I've been asked a Daffodil / DFDL question that I don't know how to answer.
The question is:
How to implement a function like get_offset_len(data, schema,
field_path) -> (offset, length) ?
Do you know a good way (using Daffodil library functions or
DFDL constructs) to pass some native data, a DFDL schema, an XPath or DPath
expression referring to an element in the DFDL schema, and get the offset and
length of that element's field within the native data?
Alternatively, does Daffodil have a way to apply a DFDL schema
to some native data, construct an infoset from the native data, and list all
the elements in the infoset along with their DPath, offset, and length?
I searched the Daffodil codebase and wasn't able to find a specific API like
that although I may have missed something usable. I scanned the DFDL
specification and I did find a DFDL function called "dfdl:contentLength" in
section 18.5.3. The function's signature is:
dfdl:contentLength($node, $lengthUnits)
Returns the length of the supplied node's SimpleContent region
for elements of simple type, or ComplexContent region for elements of complex
type. These regions are defined in Section 9.2 DFDL Data Syntax Grammar. The
value is returned as an xs:unsignedLong.
The second argument is of type xs:string and must be 'bytes', 'characters', or
'bits' (Schema Definition Error otherwise) and determines the units of length.

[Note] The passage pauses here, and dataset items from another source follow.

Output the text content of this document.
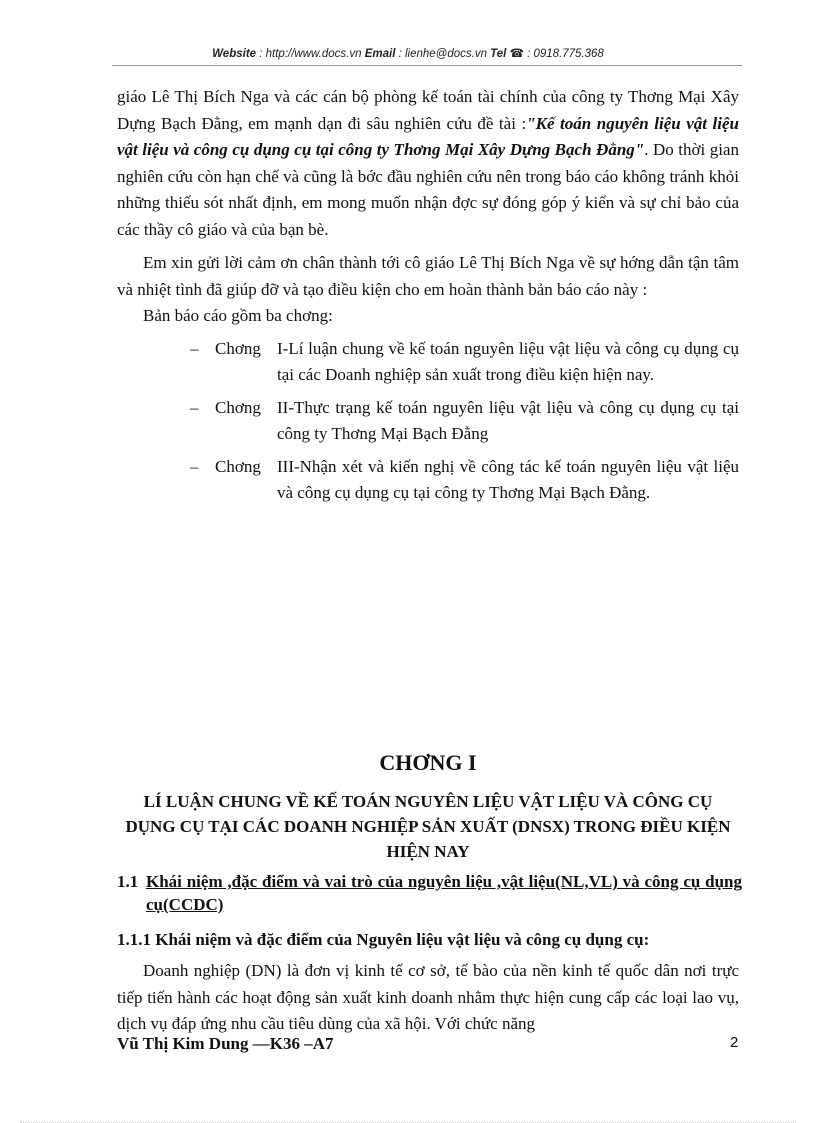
Website : http://www.docs.vn Email : lienhe@docs.vn Tel ☎ : 0918.775.368

giáo Lê Thị Bích Nga và các cán bộ phòng kế toán tài chính của công ty Thơng Mại Xây Dựng Bạch Đằng, em mạnh dạn đi sâu nghiên cứu đề tài :"Kế toán nguyên liệu vật liệu vật liệu và công cụ dụng cụ tại công ty Thơng Mại Xây Dựng Bạch Đằng". Do thời gian nghiên cứu còn hạn chế và cũng là bớc đầu nghiên cứu nên trong báo cáo không tránh khỏi những thiếu sót nhất định, em mong muốn nhận đợc sự đóng góp ý kiến và sự chỉ bảo của các thầy cô giáo và của bạn bè.

Em xin gửi lời cảm ơn chân thành tới cô giáo Lê Thị Bích Nga về sự hớng dẫn tận tâm và nhiệt tình đã giúp đỡ và tạo điều kiện cho em hoàn thành bản báo cáo này :

Bản báo cáo gồm ba chơng:

– Chơng I-Lí luận chung về kế toán nguyên liệu vật liệu và công cụ dụng cụ tại các Doanh nghiệp sản xuất trong điều kiện hiện nay.
– Chơng II-Thực trạng kế toán nguyên liệu vật liệu và công cụ dụng cụ tại công ty Thơng Mại Bạch Đằng
– Chơng III-Nhận xét và kiến nghị về công tác kế toán nguyên liệu vật liệu và công cụ dụng cụ tại công ty Thơng Mại Bạch Đằng.
CHƠNG I
LÍ LUẬN CHUNG VỀ KẾ TOÁN NGUYÊN LIỆU VẬT LIỆU VÀ CÔNG CỤ DỤNG CỤ TẠI CÁC DOANH NGHIỆP SẢN XUẤT (DNSX) TRONG ĐIỀU KIỆN HIỆN NAY
1.1 Khái niệm ,đặc điểm và vai trò của nguyên liệu ,vật liệu(NL,VL) và công cụ dụng cụ(CCDC)
1.1.1 Khái niệm và đặc điểm của Nguyên liệu vật liệu và công cụ dụng cụ:

Doanh nghiệp (DN) là đơn vị kinh tế cơ sở, tế bào của nền kinh tế quốc dân nơi trực tiếp tiến hành các hoạt động sản xuất kinh doanh nhằm thực hiện cung cấp các loại lao vụ, dịch vụ đáp ứng nhu cầu tiêu dùng của xã hội. Với chức năng

Vũ Thị Kim Dung —K36 –A7	2
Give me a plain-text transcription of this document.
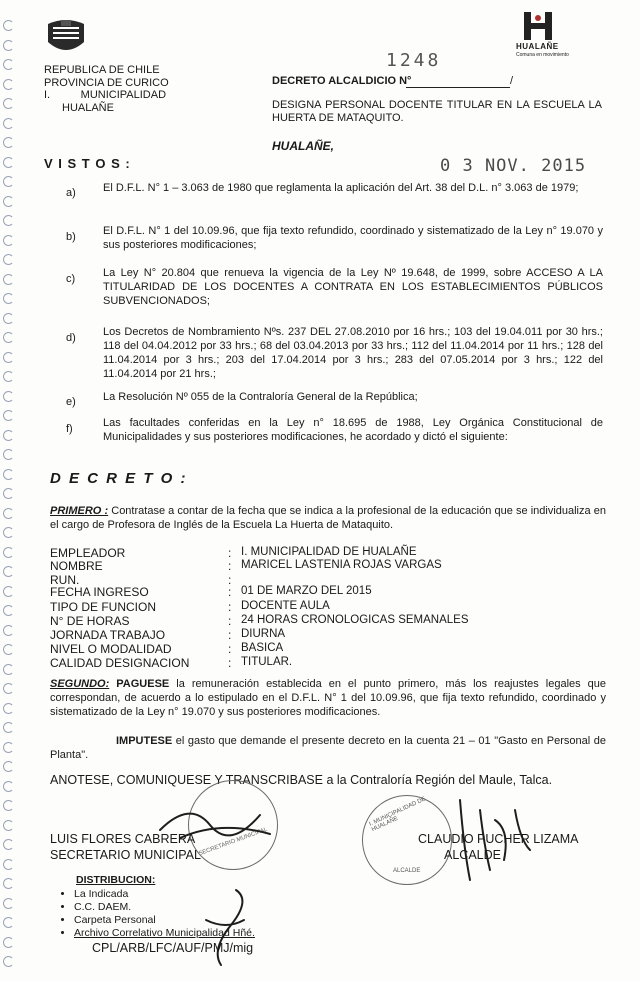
REPUBLICA DE CHILE
PROVINCIA DE CURICO
I.          MUNICIPALIDAD
HUALAÑE
HUALAÑE
Comuna en movimiento
1248
DECRETO ALCALDICIO N°	/
DESIGNA PERSONAL DOCENTE TITULAR EN LA ESCUELA LA HUERTA DE MATAQUITO.
HUALAÑE,
0 3 NOV. 2015
V I S T O S :
a) El D.F.L. N° 1 – 3.063 de 1980 que reglamenta la aplicación del Art. 38 del D.L. n° 3.063 de 1979;
b) El D.F.L. N° 1 del 10.09.96, que fija texto refundido, coordinado y sistematizado de la Ley n° 19.070 y sus posteriores modificaciones;
c)	La Ley N° 20.804 que renueva la vigencia de la Ley Nº 19.648, de 1999, sobre ACCESO A LA TITULARIDAD DE LOS DOCENTES A CONTRATA EN LOS ESTABLECIMIENTOS PÚBLICOS SUBVENCIONADOS;
d) Los Decretos de Nombramiento Nºs. 237 DEL 27.08.2010 por 16 hrs.; 103 del 19.04.011 por 30 hrs.; 118 del 04.04.2012 por 33 hrs.; 68 del 03.04.2013 por 33 hrs.; 112 del 11.04.2014 por 11 hrs.; 128 del 11.04.2014 por 3 hrs.; 203 del 17.04.2014 por 3 hrs.; 283 del 07.05.2014 por 3 hrs.; 122 del 11.04.2014 por 21 hrs.;
e) La Resolución Nº 055 de la Contraloría General de la República;
f)	Las facultades conferidas en la Ley n° 18.695 de 1988, Ley Orgánica Constitucional de Municipalidades y sus posteriores modificaciones, he acordado y dictó el siguiente:
D E C R E T O :
PRIMERO : Contratase a contar de la fecha que se indica a la profesional de la educación que se individualiza en el cargo de Profesora de Inglés de la Escuela La Huerta de Mataquito.
EMPLEADOR	: I. MUNICIPALIDAD DE HUALAÑE
NOMBRE	: MARICEL LASTENIA ROJAS VARGAS
RUN.	:
FECHA INGRESO	: 01 DE MARZO DEL 2015
TIPO DE FUNCION	: DOCENTE AULA
N° DE HORAS	: 24 HORAS CRONOLOGICAS SEMANALES
JORNADA TRABAJO	: DIURNA
NIVEL O MODALIDAD	: BASICA
CALIDAD DESIGNACION	: TITULAR.
SEGUNDO: PAGUESE la remuneración establecida en el punto primero, más los reajustes legales que correspondan, de acuerdo a lo estipulado en el D.F.L. N° 1 del 10.09.96, que fija texto refundido, coordinado y sistematizado de la Ley n° 19.070 y sus posteriores modificaciones.
IMPUTESE el gasto que demande el presente decreto en la cuenta 21 – 01 "Gasto en Personal de Planta".
ANOTESE, COMUNIQUESE Y TRANSCRIBASE a la Contraloría Región del Maule, Talca.
SECRETARIO MUNICIPAL
I. MUNICIPALIDAD DE HUALAÑE
ALCALDE
LUIS FLORES CABRERA
SECRETARIO MUNICIPAL
CLAUDIO PUCHER LIZAMA
ALCALDE
DISTRIBUCION:
• La Indicada
• C.C. DAEM.
• Carpeta Personal
• Archivo Correlativo Municipalidad Hñé.
CPL/ARB/LFC/AUF/PMJ/mig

Being able to get each element's length looks like it could help although a
note in the same section said that the content length returned by
dfdl:contentLength() excludes any alignment filling as well as any leading or
trailing skip bytes. That is, the returned length tells you about the length
of the content, but does not tell you about the position of the content in the
native data stream which is what I was asked to find. Nevertheless, if the
native data is not text but rather binary data with fixed-size fields, being
able to list each content field with its length might be sufficient to deduce
the position of each content field as well.
I wonder which would be easier to do?
1. Write a Scala program which calls some Daffodil API to parse some native
data, construct an infoset from the native data, and list all the elements in
the infoset along with their DPath, offset, and length? This would require
Daffodil to have an API to iterate over each element in the infoset and return
each element's content length.
2. Add DFDL constructs to a DFDL schema which call dfdl:contentLength and
dfdl:outputValueCalc to append the same information to the infoset? This would
require saving the infoset as XML and writing a program or command to read the
information as a list.
3. Another way which I don't know about yet?
4. How would we handle any alignment filling as well as any leading or
trailing skip bytes if the DFDL schema uses them?
Thanks,
John